Love carries a feeling. Not every second of every minute, of course, but it has frequent enough feeling involved in it to characterize the whole attachment. Is that fair enough? We know this instinctively with every other relationship in the human experience. Set aside all the times we toss around the word love to convey how we feel about a movie or a meal and let’s limit it to the real thing.
If I ask you which of your friends you really like and which of your friends you truly love, you’d answer the latter with the names of those who draw the deepest affections from you. If you’re a mom and I ask you to describe your love for your children, your response would be incomplete without references to the feelings and emotions they stir up in you. Let’s switch sides at the table and have you ask me a question.
How about this one: “Beth, do you love your husband?”
You’d want to punch me if I launched headlong into, “Of course I do! I cook for him every single day, I iron his shirts, gas up his car, drive right behind him in mine, and I do every single thing he tells me to do.”
Wouldn’t you want to say, “I didn’t ask you if you work hard for your husband. I asked you if you loved him”?

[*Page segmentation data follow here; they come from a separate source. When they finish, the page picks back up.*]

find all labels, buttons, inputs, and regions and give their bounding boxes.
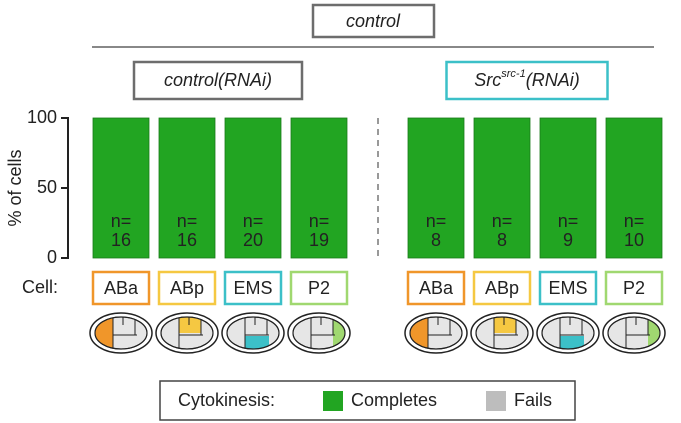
x-tick-label: EMS [233, 278, 272, 298]
legend-label: Fails [514, 390, 552, 410]
bar-segment [605, 117, 663, 259]
embryo-cell [95, 317, 113, 349]
embryo-divisions [625, 317, 650, 349]
n-value: 9 [563, 230, 573, 250]
embryo-divisions [310, 317, 335, 349]
cell-box [91, 270, 151, 306]
n-value: 20 [243, 230, 263, 250]
y-axis-label: % of cells [5, 149, 25, 226]
y-tick-label: 0 [47, 247, 57, 267]
bar-segment [158, 117, 216, 259]
n-label: n= [309, 211, 330, 231]
cell-box [472, 270, 532, 306]
embryo-cell [410, 317, 428, 349]
cell-box [289, 270, 349, 306]
cell-box [406, 270, 466, 306]
n-label: n= [624, 211, 645, 231]
group-label-rest: (RNAi) [526, 70, 580, 90]
bar-segment [290, 117, 348, 259]
embryo-outline [541, 316, 595, 350]
embryo-outline [94, 316, 148, 350]
n-label: n= [492, 211, 513, 231]
n-value: 19 [309, 230, 329, 250]
n-label: n= [243, 211, 264, 231]
x-tick-label: EMS [548, 278, 587, 298]
legend-swatch [323, 391, 343, 411]
embryo-divisions [112, 317, 137, 349]
legend-title: Cytokinesis: [178, 390, 275, 410]
n-value: 16 [111, 230, 131, 250]
x-tick-label: P2 [623, 278, 645, 298]
embryo-outline [292, 316, 346, 350]
x-tick-label: ABp [170, 278, 204, 298]
legend-box [159, 380, 576, 421]
embryo-outline [607, 316, 661, 350]
group-box [132, 60, 304, 101]
bar-segment [473, 117, 531, 259]
x-tick-label: P2 [308, 278, 330, 298]
group-label: control(RNAi) [164, 70, 272, 90]
cell-box [157, 270, 217, 306]
bar-segment [92, 117, 150, 259]
embryo-cell [245, 336, 269, 349]
y-tick-label: 50 [37, 177, 57, 197]
cell-box [538, 270, 598, 306]
embryo-divisions [559, 317, 584, 349]
group-label: Srcsrc-1(RNAi) [474, 68, 579, 90]
embryo-divisions [427, 317, 452, 349]
x-tick-label: ABp [485, 278, 519, 298]
embryo-divisions [493, 317, 518, 349]
embryo-divisions [178, 317, 203, 349]
bar-segment [407, 117, 465, 259]
x-tick-label: ABa [104, 278, 139, 298]
embryo-outline [160, 316, 214, 350]
n-label: n= [177, 211, 198, 231]
embryo-divisions [244, 317, 269, 349]
n-label: n= [111, 211, 132, 231]
n-label: n= [426, 211, 447, 231]
group-box [445, 60, 609, 101]
cell-box [604, 270, 664, 306]
bar-segment [539, 117, 597, 259]
n-value: 10 [624, 230, 644, 250]
embryo-cell [560, 336, 584, 349]
n-value: 16 [177, 230, 197, 250]
embryo-outline [409, 316, 463, 350]
category-axis-label: Cell: [22, 277, 58, 297]
embryo-cell [179, 317, 201, 333]
bar-segment [224, 117, 282, 259]
legend-label: Completes [351, 390, 437, 410]
y-tick-label: 100 [27, 107, 57, 127]
legend-swatch [486, 391, 506, 411]
group-label-sup: src-1 [501, 68, 525, 80]
embryo-cell [494, 317, 516, 333]
embryo-outline [226, 316, 280, 350]
title-box [311, 3, 436, 39]
chart-title: control [346, 11, 401, 31]
n-label: n= [558, 211, 579, 231]
n-value: 8 [497, 230, 507, 250]
cell-box [223, 270, 283, 306]
embryo-outline [475, 316, 529, 350]
x-tick-label: ABa [419, 278, 454, 298]
group-label-base: Src [474, 70, 501, 90]
n-value: 8 [431, 230, 441, 250]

We don’t give a second thought to characterizing love primarily by feelings in our human relationships but, somehow, when it comes to Jesus, the definition shifts. The difference is understandable, of course. He is not visible. It’s easy to subconsciously conclude that, since Jesus is unseeable, love for Jesus is probably unfeelable. With this view, love for Jesus is most about doing and least about feeling. Not only is this view misleading, it’s woefully dissatisfying. In fact, Christ’s point with Simon Peter in their dialogue in John 21 was that the doing he was assigning him (“feed my sheep”) could only be sustained and satisfied for the long haul through the loving.